Gallion did not elaborate further, nor did he give any details of a new "out-of-state" defendant who he said will be added to the lawsuit in papers to be filed Tuesday.

But Gallion said the several affidavits will be among the papers filed Tuesday in Tuscaloosa County circuit court. The case has been transferred to Tuscaloosa County from Montgomery County.

"We're going to file an amended complaint next Tuesday," Gallion said. "We have not been able to get any of the documents we have requested from any of the defendants.

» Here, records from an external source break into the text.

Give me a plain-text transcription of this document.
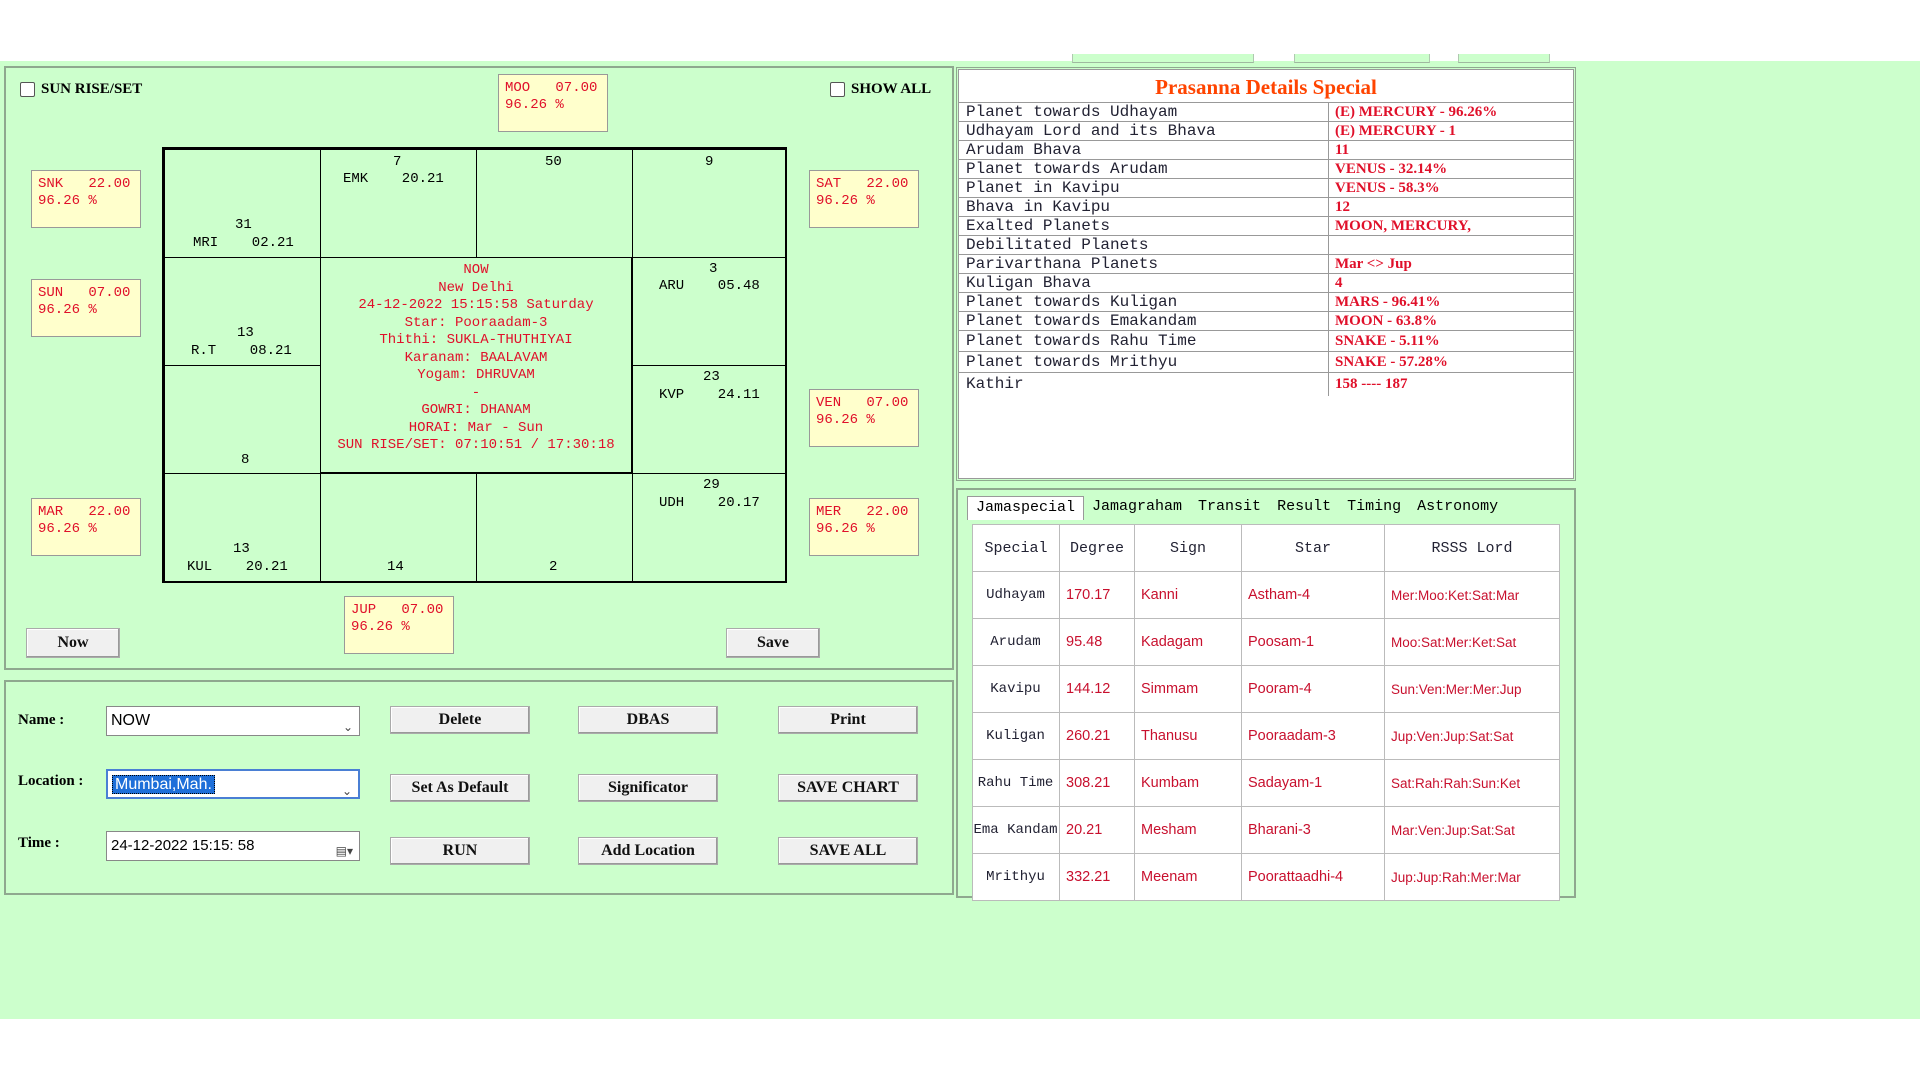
SUN RISE/SET	SHOW ALL
MOO   07.00
96.26 %
SNK   22.00
96.26 %
SUN   07.00
96.26 %
MAR   22.00
96.26 %
SAT   22.00
96.26 %
VEN   07.00
96.26 %
MER   22.00
96.26 %
JUP   07.00
96.26 %
Now	Save
31
MRI    02.21
7
EMK    20.21
50	9
13
R.T    08.21
3
ARU    05.48
8
23
KVP    24.11
13
KUL    20.21	14	2
29
UDH    20.17
NOW
New Delhi
24-12-2022 15:15:58 Saturday
Star: Pooraadam-3
Thithi: SUKLA-THUTHIYAI
Karanam: BAALAVAM
Yogam: DHRUVAM
-
GOWRI: DHANAM
HORAI: Mar - Sun
SUN RISE/SET: 07:10:51 / 17:30:18
Name :	NOW	⌄
Location :	Mumbai,Mah.	⌄
Time :	24-12-2022 15:15: 58	▤▾
Delete	DBAS	Print
Set As Default	Significator	SAVE CHART
RUN	Add Location	SAVE ALL
Prasanna Details Special
Planet towards Udhayam	(E) MERCURY - 96.26%
Udhayam Lord and its Bhava	(E) MERCURY - 1
Arudam Bhava	11
Planet towards Arudam	VENUS - 32.14%
Planet in Kavipu	VENUS - 58.3%
Bhava in Kavipu	12
Exalted Planets	MOON, MERCURY,
Debilitated Planets
Parivarthana Planets	Mar <> Jup
Kuligan Bhava	4
Planet towards Kuligan	MARS - 96.41%
Planet towards Emakandam	MOON - 63.8%
Planet towards Rahu Time	SNAKE - 5.11%
Planet towards Mrithyu	SNAKE - 57.28%
Kathir	158 ---- 187
Jamaspecial	Jamagraham	Transit	Result	Timing	Astronomy
Special	Degree	Sign	Star	RSSS Lord
Udhayam	170.17	Kanni	Astham-4	Mer:Moo:Ket:Sat:Mar
Arudam	95.48	Kadagam	Poosam-1	Moo:Sat:Mer:Ket:Sat
Kavipu	144.12	Simmam	Pooram-4	Sun:Ven:Mer:Mer:Jup
Kuligan	260.21	Thanusu	Pooraadam-3	Jup:Ven:Jup:Sat:Sat
Rahu Time	308.21	Kumbam	Sadayam-1	Sat:Rah:Rah:Sun:Ket
Ema Kandam	20.21	Mesham	Bharani-3	Mar:Ven:Jup:Sat:Sat
Mrithyu	332.21	Meenam	Poorattaadhi-4	Jup:Jup:Rah:Mer:Mar
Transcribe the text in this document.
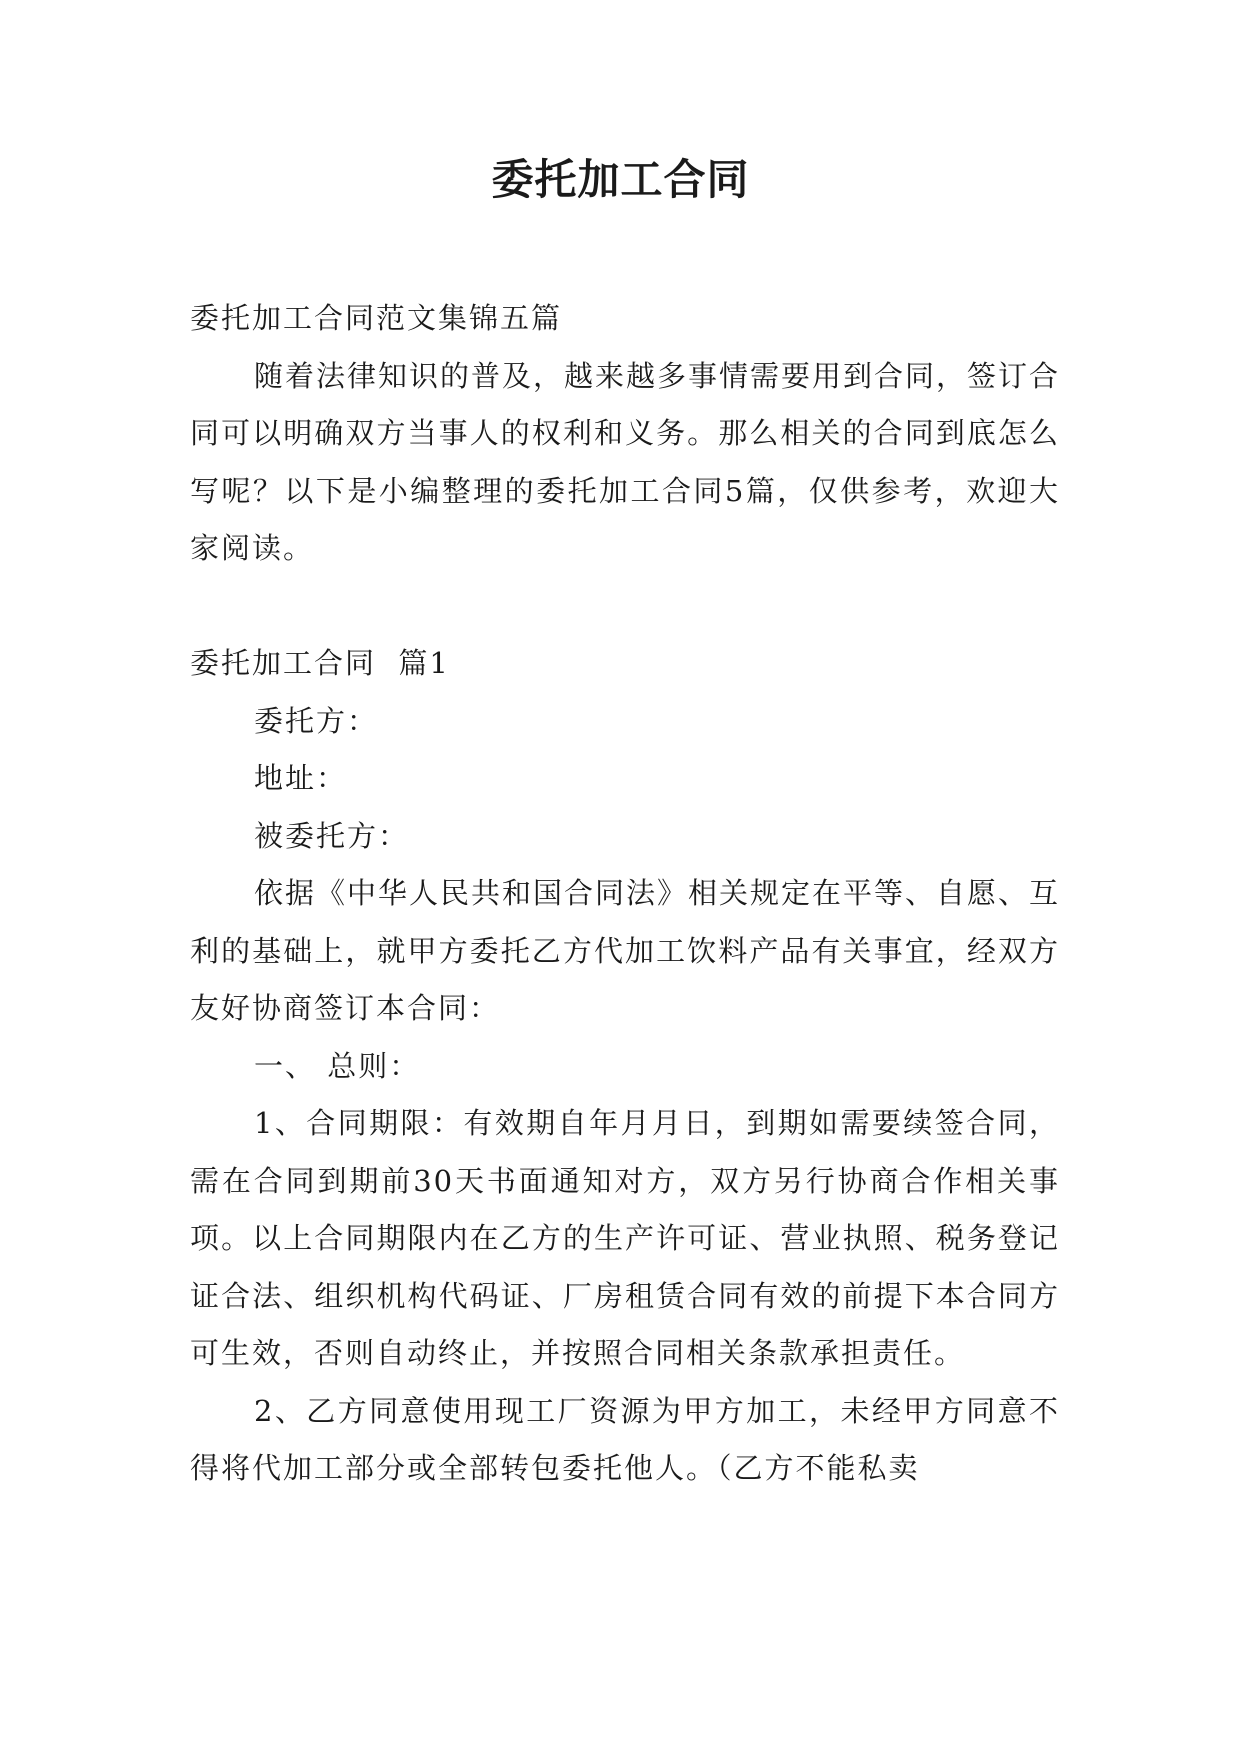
委托加工合同

委托加工合同范文集锦五篇

随着法律知识的普及，越来越多事情需要用到合同，签订合同可以明确双方当事人的权利和义务。那么相关的合同到底怎么写呢？以下是小编整理的委托加工合同5篇，仅供参考，欢迎大家阅读。

委托加工合同  篇1

委托方：

地址：

被委托方：

依据《中华人民共和国合同法》相关规定在平等、自愿、互利的基础上，就甲方委托乙方代加工饮料产品有关事宜，经双方友好协商签订本合同：

一、 总则：

1、合同期限：有效期自年月月日，到期如需要续签合同，需在合同到期前30天书面通知对方，双方另行协商合作相关事项。以上合同期限内在乙方的生产许可证、营业执照、税务登记证合法、组织机构代码证、厂房租赁合同有效的前提下本合同方可生效，否则自动终止，并按照合同相关条款承担责任。

2、乙方同意使用现工厂资源为甲方加工，未经甲方同意不得将代加工部分或全部转包委托他人。（乙方不能私卖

"So we've had to for the last several weeks put together additional facts ourselves by our investigators. We intend to lay these out in the complaint along with sworn affidavits from people."

Among the defendants in the case are the NCAA, NCAA infractions committee chairman Thomas Yeager, recruiting analyst Tom Culpepper, Marsh and Robbins.

Gallion reiterated his claim that the recruiting scandal for former Memphis prep star Albert Means "was purely manufactured" by Tennessee boosters, including Roy Adams - who once was a close friend of Logan Young. Young, of course, has been accused of bankrolling the deal that brought Means to Alabama.

Young, who has been permanently disassociated by Alabama as a booster, has denied any wrongdoing.

A federal grand jury in Memphis has been investigating the case for almost two years.

"It's going to be interesting," Gallion said. "We're fighting hard to put it all together."